You might be able to trace Bugatti’s history back to when it was originally founded in 1909, but until the Bugatti brand was acquired by Volkswagen in 1998, it had a very turbulent path that included the death of Jean Bugatti and a war-torn factory after World War 2. The company opened a new factor and continued on but continued to decline until Ettore Bugatti died in 1947. Just five years later, Bugatti ceased operation. This time was a vital period for the brand as it showed the world models like the Bugatti Type 13, Type 18, and Type 57SC. Bugatti was also rather successful at racing in this period as well.

The company almost bounced back in the mid-1950s when Roland Bugatti built the mid-engined Type 251 race car, but it wasn’t successful, and production was halted again. Over the next 20 years, Bugatti continued building airplane parts and was eventually sold to Hispano-Suiza, which was taken over by Snecma in 1968. That company acquired Messier and turned the Bugatti brand into Messier-Bugatti in the late 1970s. 10 years later, the Bugatti brand was acquired by another entity, and its name was changed to Bugatti Automobili S.p.A. This is the company that was responsible for the EB110 GT. However, by the time the EB110 was ready to hit the market, the world was in a recession, and the company was forced to cease operations yet again in 1995.
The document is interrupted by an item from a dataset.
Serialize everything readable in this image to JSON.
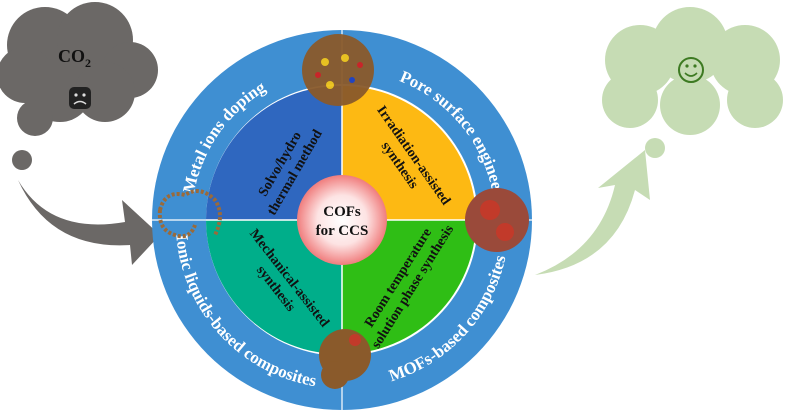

Finally, in 1998, the Volkswagen Group was able to acquire the Bugatti brand, at which point it was renamed Bugatti Automobiles S.A.S. Since Volkswagen’s acquisition of the brand, it has been largely successful, but it all started with a number of concept vehicles – the EB118, EB218, and the 18/3 Chiron. It wasn’t until 2005 that the new Bugatti started producing regular-production vehicles, and that’s when we first laid eyes on the Veyron. 10 years later, the Chiron came into play, and the company is still developing models based on it, including the Divo and the La Voiture Noire. Under the leadership of VAG, it’s likely that Bugatti will remain successful throughout the foreseeable future.